Insider activity may be driven by sponsor and management holdings, vesting schedules for post‑IPO RSUs/LTIP awards, and the expiration of any IPO lock‑ups (IPO closed July 1, 2024), so monitor Form 4 filings for concentrated affiliate sales. Material commercial events (new acreage acquisitions, signed minimum‑revenue SUAs like Wolf Bone), large changes in produced‑water volumes or customer concentration shifts (activity by WaterBridge, ConocoPhillips, EOG, Occidental), and credit/debt covenant updates are likely catalysts for insider trades and should be watched closely.
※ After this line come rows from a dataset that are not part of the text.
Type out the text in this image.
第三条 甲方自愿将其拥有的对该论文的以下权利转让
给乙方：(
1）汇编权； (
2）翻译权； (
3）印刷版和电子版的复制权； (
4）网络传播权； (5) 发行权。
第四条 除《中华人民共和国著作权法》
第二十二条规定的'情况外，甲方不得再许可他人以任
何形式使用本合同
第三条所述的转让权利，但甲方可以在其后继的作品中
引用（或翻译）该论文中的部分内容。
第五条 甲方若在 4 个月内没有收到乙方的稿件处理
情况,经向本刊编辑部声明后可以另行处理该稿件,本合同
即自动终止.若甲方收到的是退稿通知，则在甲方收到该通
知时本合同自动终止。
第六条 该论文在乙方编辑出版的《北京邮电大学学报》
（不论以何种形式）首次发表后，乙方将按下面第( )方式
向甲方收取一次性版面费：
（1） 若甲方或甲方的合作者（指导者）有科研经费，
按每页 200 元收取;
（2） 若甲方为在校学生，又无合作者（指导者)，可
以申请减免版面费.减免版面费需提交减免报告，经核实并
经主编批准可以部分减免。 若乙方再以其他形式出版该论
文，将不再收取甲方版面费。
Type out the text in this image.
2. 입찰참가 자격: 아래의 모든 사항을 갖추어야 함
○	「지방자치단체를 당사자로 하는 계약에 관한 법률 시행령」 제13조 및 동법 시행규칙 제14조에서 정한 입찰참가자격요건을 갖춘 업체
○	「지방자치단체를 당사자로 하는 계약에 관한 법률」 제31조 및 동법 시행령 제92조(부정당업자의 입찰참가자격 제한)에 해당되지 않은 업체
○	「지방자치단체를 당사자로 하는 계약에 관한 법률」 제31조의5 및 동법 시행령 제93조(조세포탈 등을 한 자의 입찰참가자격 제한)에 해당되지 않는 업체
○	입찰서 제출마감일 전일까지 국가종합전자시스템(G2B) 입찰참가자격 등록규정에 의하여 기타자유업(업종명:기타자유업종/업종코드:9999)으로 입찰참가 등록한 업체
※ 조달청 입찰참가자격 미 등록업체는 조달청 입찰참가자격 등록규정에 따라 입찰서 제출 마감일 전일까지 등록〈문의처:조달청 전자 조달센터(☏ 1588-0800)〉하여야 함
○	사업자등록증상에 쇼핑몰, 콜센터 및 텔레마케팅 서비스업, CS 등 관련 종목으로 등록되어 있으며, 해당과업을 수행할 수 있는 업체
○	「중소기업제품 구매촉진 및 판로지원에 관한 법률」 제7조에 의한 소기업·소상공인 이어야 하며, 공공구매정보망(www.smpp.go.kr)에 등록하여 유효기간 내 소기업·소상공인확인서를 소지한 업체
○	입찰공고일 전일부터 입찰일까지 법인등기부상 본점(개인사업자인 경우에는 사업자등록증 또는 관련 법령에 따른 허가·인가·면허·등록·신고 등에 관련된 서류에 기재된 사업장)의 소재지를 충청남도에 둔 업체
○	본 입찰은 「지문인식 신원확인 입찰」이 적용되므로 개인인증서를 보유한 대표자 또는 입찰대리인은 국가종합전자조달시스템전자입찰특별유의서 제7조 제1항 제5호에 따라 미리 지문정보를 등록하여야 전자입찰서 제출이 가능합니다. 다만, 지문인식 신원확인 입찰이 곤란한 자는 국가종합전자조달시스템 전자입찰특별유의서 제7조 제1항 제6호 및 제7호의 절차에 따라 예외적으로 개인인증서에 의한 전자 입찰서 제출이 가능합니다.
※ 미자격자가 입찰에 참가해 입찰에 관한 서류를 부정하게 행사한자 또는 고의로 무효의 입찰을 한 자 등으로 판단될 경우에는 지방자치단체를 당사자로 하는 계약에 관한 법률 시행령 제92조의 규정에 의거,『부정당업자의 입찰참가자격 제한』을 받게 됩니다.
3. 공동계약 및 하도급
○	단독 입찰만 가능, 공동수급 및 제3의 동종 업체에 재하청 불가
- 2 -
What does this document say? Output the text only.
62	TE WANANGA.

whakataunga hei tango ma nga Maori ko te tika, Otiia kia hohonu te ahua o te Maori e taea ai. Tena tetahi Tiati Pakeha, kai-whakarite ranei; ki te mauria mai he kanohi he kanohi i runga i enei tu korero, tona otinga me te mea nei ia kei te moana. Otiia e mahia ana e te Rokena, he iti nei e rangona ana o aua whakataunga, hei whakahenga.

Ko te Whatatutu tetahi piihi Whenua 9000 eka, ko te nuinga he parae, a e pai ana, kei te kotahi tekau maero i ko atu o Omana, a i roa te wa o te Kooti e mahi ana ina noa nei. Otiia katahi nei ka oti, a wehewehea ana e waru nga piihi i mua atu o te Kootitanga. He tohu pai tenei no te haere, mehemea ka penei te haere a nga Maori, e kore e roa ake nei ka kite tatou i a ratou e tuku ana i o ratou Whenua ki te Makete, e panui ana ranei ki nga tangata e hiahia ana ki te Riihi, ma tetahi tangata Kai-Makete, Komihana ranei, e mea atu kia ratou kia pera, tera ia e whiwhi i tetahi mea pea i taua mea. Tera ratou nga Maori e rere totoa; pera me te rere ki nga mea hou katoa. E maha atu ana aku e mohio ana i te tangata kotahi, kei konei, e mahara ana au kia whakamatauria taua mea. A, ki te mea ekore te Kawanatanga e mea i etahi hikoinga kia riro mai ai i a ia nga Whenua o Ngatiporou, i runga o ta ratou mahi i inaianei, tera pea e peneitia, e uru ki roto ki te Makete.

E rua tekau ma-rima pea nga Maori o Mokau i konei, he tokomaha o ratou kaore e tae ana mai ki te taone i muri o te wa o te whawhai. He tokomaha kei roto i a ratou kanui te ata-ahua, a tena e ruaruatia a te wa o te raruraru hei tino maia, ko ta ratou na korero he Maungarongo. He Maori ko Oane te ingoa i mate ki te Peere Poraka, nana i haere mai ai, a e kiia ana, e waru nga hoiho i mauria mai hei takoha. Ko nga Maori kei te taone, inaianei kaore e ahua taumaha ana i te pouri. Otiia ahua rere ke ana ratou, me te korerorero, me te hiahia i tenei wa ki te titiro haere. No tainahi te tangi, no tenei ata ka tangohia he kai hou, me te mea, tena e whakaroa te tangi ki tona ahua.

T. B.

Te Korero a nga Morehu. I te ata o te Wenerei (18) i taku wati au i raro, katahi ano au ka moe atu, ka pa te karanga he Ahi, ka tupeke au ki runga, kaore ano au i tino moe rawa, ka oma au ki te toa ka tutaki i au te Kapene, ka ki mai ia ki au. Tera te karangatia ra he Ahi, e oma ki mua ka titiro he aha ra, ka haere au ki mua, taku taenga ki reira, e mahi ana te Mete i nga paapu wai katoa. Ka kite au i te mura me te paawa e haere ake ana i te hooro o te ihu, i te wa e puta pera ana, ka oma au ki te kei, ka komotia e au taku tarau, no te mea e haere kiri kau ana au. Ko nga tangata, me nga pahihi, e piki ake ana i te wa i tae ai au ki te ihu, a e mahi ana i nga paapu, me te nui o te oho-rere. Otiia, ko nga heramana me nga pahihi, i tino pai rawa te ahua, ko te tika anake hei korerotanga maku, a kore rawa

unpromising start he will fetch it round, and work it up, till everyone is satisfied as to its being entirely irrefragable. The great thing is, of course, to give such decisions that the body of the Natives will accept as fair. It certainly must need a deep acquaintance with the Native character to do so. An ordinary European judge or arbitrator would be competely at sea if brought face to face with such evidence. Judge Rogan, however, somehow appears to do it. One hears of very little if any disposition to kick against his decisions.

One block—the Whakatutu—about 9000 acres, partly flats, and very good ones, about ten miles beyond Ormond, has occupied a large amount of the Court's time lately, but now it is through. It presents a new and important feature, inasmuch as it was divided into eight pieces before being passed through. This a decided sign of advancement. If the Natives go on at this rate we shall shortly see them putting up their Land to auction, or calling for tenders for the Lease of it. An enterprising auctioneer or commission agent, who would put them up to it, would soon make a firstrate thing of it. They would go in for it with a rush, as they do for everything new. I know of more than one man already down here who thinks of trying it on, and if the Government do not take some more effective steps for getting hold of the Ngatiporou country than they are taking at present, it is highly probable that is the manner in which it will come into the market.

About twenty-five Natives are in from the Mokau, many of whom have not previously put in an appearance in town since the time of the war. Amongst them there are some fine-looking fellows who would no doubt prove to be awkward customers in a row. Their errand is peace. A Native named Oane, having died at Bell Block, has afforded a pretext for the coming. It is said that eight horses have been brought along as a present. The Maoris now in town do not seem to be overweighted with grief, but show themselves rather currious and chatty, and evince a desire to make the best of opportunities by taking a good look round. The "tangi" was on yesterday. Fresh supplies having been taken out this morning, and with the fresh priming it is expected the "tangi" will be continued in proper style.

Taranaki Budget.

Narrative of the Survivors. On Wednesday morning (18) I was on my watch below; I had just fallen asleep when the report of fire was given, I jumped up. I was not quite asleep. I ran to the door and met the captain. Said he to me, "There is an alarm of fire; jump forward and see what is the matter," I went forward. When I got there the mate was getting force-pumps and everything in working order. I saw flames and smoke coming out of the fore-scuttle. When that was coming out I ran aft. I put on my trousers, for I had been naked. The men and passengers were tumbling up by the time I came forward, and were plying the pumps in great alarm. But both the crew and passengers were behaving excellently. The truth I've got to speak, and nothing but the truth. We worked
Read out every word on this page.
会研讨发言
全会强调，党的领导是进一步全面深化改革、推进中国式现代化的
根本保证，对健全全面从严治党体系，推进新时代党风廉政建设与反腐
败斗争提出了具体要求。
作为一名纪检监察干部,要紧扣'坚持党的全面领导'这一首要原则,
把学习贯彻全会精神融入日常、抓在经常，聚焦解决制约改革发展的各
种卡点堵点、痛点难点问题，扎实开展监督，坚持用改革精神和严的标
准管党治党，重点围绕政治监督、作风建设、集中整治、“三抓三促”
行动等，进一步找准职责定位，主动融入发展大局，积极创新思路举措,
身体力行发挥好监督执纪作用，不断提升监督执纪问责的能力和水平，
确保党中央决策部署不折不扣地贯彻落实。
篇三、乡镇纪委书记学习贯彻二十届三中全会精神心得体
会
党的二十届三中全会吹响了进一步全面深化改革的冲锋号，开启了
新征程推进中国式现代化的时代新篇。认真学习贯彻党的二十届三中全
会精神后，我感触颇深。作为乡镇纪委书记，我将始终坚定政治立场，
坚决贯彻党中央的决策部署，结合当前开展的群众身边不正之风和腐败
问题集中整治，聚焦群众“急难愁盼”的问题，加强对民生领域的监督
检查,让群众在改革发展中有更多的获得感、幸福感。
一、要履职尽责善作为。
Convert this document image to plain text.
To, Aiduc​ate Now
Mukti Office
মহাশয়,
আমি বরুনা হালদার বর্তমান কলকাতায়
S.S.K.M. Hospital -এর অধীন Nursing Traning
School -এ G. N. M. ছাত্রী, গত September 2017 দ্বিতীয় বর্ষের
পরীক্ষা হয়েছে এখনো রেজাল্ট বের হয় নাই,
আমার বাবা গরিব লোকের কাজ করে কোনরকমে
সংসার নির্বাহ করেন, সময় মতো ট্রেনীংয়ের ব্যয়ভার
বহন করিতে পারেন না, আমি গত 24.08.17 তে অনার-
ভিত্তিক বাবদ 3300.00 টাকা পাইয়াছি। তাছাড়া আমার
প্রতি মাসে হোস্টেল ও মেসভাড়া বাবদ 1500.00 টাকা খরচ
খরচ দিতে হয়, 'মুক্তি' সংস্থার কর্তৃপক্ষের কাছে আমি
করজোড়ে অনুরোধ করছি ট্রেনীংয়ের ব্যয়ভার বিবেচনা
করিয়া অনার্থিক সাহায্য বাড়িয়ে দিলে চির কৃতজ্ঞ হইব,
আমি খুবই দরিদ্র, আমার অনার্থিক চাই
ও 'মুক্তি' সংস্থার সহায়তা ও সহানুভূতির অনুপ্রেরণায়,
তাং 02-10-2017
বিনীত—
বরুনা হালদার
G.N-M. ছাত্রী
Regulatory developments (UIC/seismic restrictions, IRA methane fee, permitting outcomes) can be material nonpublic information in this sector and typically create stricter blackout practices; insiders are likely to rely on Rule 10b5‑1 plans for pre‑scheduled sales to avoid timing risk. Finally, because compensation is equity‑heavy, scheduled vesting events and dividend declarations (Board has paid/declared $0.10/share quarterly) are potential recurring windows of insider selling or secondary liquidity.